2 Rathmullan HouseRathmullen, Co Donegal, 074-9158188, rathmullanhouse.com, rathmullansailing.com. You can't keep up with Rathmullan House. A pioneer of sustainable cooking and food production, and celebrated as one of the best kitchens in the country, with Kelan McMichael having succeeded Ian Orr, it even operates a mobile kitchen – which won our award for sustainable cooking at 2009's Electric Picnic. Back up at Lough Swilly, and the opening last year of the new Rathmullan Sailing Watersports School is another enticement to head up to the Fanad Peninsula. Five days scooting around Lough Swilly in its new Laser Bahias, or exploring the coastline in sea kayaks, should build up a respectful appetite for great cooking.
3 South Aran HouseInis Oírr, Aran Islands, Co Galway, 099-75073, southaran.com. A few years ago we went out one morning in Enda Conneely's boat. Only a short distance out from Inis Oírr we were hauling in mackerel and pollack on our rods. We brought them back to Conneely's Fisherman's Cottage restaurant, sliced them for sashimi and ate them with wasabi and soy sauce.
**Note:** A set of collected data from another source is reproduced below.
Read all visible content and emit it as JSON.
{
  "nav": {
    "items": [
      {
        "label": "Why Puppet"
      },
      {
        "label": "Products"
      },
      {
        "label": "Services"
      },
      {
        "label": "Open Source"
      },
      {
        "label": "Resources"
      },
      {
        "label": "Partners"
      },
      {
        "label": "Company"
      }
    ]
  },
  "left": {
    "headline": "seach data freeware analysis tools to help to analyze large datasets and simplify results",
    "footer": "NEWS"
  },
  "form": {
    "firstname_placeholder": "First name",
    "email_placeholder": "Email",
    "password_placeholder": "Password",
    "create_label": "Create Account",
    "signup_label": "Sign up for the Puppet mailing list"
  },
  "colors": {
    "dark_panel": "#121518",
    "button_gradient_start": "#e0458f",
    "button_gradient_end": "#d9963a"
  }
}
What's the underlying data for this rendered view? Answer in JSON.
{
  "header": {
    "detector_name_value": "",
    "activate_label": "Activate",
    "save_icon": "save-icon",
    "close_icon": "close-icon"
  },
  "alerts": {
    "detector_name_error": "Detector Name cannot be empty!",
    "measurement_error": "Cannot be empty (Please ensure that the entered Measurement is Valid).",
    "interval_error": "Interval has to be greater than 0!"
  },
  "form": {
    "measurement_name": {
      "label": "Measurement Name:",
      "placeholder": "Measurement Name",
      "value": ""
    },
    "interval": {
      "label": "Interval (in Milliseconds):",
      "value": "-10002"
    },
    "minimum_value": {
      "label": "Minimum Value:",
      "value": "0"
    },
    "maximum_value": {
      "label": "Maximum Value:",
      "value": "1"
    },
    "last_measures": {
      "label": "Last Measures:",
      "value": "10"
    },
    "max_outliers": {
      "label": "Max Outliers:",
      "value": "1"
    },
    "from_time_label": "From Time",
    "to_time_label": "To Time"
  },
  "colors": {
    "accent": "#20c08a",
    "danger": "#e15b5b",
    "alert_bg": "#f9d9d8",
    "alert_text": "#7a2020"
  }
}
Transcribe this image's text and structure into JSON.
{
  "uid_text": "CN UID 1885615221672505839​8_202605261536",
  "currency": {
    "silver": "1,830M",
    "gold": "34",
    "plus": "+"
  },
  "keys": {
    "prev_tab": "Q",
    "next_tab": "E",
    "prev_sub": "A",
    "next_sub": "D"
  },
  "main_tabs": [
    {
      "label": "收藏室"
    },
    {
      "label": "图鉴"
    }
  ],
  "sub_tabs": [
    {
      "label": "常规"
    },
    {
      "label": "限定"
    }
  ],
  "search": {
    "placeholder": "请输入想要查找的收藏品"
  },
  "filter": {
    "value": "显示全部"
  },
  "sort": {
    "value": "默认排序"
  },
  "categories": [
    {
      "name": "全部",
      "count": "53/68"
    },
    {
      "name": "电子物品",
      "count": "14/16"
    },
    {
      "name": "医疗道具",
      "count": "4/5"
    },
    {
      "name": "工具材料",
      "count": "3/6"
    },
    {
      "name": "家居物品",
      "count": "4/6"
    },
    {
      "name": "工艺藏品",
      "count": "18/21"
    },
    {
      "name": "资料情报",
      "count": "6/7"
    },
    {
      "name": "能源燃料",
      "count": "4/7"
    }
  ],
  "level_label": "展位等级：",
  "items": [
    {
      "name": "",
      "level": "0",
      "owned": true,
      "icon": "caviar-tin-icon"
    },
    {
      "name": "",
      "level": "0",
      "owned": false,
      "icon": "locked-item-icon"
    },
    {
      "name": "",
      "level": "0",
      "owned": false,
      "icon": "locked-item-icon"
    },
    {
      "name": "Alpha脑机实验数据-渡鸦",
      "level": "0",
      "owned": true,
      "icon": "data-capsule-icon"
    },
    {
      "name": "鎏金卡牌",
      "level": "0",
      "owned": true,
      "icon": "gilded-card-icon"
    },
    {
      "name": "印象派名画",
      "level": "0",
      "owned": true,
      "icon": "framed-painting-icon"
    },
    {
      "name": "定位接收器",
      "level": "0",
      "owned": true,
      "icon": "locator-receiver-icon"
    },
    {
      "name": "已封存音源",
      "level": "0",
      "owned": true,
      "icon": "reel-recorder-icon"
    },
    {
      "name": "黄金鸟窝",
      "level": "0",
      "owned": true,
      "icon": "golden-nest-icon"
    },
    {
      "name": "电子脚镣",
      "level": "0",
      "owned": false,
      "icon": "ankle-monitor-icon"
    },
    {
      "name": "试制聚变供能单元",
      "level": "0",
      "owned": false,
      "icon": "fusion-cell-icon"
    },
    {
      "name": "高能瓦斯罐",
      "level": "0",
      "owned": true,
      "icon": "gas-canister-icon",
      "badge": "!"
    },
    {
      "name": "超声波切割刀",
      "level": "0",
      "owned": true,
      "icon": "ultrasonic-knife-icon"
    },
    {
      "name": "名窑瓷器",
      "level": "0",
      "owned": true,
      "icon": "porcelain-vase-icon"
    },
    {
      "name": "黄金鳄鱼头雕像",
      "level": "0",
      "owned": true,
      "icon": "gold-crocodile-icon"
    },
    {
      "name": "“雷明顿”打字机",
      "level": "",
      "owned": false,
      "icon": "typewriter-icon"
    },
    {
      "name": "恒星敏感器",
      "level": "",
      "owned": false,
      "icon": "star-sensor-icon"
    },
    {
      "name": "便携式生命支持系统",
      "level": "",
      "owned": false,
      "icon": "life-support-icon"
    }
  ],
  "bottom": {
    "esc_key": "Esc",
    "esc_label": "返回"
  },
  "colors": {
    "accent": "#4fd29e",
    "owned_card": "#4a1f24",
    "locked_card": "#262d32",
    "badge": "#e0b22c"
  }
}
It remains one of my favourite breakfasts, and I want to do it again, maybe taking in a powerboating course, or doing some more serious sea angling. If the water isn't your thing, then Enda and his wife, Maria, also offer yoga, Pilates and chi-gung courses, sea-vegetable and macrobiotic cookery courses, and life coaching.
4 Gregans Castle HotelBallyvaughan, Co Clare, 065-7077005, gregans.ie. A number of places in the Burren, in Co Clare, are splendidly out-of-the-box, and feel as if they couldn't exist anywhere else – the Burren Perfumery and Tea Rooms, O'Loclainn's Whiskey Bar and An Fear Gorta, to name just three. But among modern Irish country houses, Simon Haden and Frederieke McMurray's Gregans Castle is one of the most singular, thanks to a sublime aesthetic – Freddie is one of the great interior designers – and to Mickael Viljanen's incredible cooking. They can organise surfing, rock climbing, horse riding and more, but our ambition is to take a day-long guided tour of this extraordinary landscape with local guide Shane Connolly, digging deeper into the flora, geology and history of this out-of-the-box place.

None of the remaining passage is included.